NFL owners decided overwhelmingly to allow the Raiders to move from Oakland to Las Vegas. The Raiders started in Oakland, moved to Los Angeles, and then went back to Oakland. They're basically playing a very expensive version of 'musical chairs.'
I have to add a couple points here: As a former resident of Las Vegas the idea of a professional football team, especially the Raiders, in Sin City - well, it's a mixed bag for me.
Vegas can support a team, at least they did in the early 90s when the UNLV 'Runnin Rebels' basketball team made their amazing run of dominance in college basketball. And it's a city that still revels in its mafioso history, so they might embrace the silver and black bad boy persona.

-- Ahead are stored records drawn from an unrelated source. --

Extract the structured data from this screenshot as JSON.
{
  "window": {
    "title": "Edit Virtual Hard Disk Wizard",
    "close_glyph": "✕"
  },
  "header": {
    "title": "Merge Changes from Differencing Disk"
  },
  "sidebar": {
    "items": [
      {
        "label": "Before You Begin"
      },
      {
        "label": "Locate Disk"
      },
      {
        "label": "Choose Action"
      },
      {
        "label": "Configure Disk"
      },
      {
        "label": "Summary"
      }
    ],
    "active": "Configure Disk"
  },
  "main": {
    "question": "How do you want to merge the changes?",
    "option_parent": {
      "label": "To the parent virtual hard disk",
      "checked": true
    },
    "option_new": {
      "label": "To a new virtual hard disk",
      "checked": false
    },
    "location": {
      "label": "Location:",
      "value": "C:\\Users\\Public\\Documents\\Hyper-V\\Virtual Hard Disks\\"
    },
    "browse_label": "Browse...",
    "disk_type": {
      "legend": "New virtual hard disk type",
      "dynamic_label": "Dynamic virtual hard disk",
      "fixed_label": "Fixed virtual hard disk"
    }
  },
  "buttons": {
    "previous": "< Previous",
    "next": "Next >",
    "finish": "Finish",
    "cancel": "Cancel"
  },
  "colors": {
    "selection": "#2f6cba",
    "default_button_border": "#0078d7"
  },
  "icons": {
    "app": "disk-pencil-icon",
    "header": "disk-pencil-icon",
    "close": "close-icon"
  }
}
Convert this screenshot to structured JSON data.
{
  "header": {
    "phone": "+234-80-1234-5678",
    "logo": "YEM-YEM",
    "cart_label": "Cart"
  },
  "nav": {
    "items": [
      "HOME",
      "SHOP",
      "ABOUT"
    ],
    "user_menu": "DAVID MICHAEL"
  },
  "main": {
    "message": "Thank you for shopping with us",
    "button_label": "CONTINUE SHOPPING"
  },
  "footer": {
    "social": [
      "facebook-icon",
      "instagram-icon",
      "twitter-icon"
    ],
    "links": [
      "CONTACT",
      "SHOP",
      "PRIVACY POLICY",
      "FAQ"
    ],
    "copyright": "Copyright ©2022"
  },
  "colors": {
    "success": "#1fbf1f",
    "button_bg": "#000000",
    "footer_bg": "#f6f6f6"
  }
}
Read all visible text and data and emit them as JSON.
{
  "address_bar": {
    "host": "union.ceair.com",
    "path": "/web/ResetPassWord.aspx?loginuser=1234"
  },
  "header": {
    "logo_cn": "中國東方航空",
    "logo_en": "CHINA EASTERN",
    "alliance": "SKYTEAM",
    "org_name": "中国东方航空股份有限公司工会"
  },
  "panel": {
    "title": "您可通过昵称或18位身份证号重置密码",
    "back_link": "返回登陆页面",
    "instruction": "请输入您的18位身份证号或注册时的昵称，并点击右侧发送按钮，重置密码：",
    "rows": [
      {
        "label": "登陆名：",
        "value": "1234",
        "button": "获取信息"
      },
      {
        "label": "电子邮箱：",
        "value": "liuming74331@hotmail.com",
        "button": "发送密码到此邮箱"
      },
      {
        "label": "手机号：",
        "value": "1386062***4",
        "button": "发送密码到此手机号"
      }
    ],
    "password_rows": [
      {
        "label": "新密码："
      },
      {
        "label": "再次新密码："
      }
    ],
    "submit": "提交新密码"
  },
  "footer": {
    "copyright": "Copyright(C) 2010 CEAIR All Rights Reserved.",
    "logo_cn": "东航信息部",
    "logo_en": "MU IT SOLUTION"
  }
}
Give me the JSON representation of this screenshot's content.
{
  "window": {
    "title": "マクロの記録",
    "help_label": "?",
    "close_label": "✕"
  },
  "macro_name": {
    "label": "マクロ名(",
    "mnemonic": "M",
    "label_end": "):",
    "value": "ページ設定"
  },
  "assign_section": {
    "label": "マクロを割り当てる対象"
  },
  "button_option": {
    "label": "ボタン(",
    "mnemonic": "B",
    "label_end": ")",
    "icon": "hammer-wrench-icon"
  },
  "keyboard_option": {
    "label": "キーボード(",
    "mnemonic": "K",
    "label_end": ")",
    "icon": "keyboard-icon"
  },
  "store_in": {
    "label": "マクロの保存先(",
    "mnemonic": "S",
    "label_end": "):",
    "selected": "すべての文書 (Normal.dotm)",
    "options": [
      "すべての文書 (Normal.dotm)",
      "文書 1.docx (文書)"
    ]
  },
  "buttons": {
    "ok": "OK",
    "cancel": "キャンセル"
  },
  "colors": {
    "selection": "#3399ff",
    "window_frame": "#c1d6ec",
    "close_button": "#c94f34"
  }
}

But Las Vegas is also a city in constant flux. You think Florida is a transient place? It's a city that likes to modernize and in the process erase the past without shedding a tear. For example, most of the hotels that made Las Vegas famous are gone (Last Frontier, Flamingo, Sahara, Sands, Riviera, Dunes and Stardust). Most of those famous neon signs that were always blinking in the back of Elvis and Frank Sinatra movies are gone. You want to find any of those neon signs you literally have to go to a graveyard.
This isn't about the Raiders though, nor is it about Las Vegas. It's about losing a football team and whether or not a community used to having one can live without it. I'm talking about us. What would happen if the Dolphins picked up and moved to another city?
You don't think it couldn't happen?
Ask Cleveland fans if they ever thought it could happen to them. That's a team no one ever believed would leave. It was a staple of professional football lore. Remember how that went down... Art Modell ordered the Browns to pack up the trucks and buses and leave for Baltimore in the cover of the night. It wasn't even a breakup. It's like your significant other runs away, takes the dog, and doesn't even leave a Dear John Letter.
Look at St Louis. The locker room in the Edward Jones Dome, recent home of the St Louis Rams, still has the smell of sweat and tears after the team packed up and returned to Los Angeles. Houston lost the Oilers, to eventually get the Texans. Baltimore lost the Colts, to eventually get the Ravens.
It doesn't happen often, but it does happen. Teams pick up and leave. Owners want the best stadium, with the fancy suites and all the latest, modern accommodations. It's actually exactly like the casino owners in Las Vegas who always feel like their 15-year-old casino needs major upgrades...oh hell, tear it down and let's build a bigger one.
Still doubting it could happen to us? Miami Herald columnist Armando Salguero pointed out that the Dolphins were recently in a precarious position, trying to get government help for renovations to what was then called Sun Life Stadium. They could have -though likely not- been wooed to Los Angeles. So what will happen when Stephen Ross sells the team (because he won't run it forever) and the next owner says 'we need one of these new mega-stadiums that is part mall, part amusement park, part airport etc.?' Will we say, 'sure, take our tax dollars for that monstrosity'? Probably not. Then, they'll take the team and go elsewhere.
And before you ask, where would they go? Remember, in 10-15 years demographics of cities will change and municipalities we would never think could sustain a team today, might be able to tomorrow. Who are we kidding? If Green Bay can have a team, anyone can.
As a Dolfan now 33 years running, I wonder how I would feel about cheering for the Dolphins if they're the Portland Lumberjacks or the Boise Elks or, God-forbid, the Orlando Dolphins? It can happen. I don't want it to, but I have to admit, it can, and that bothers me.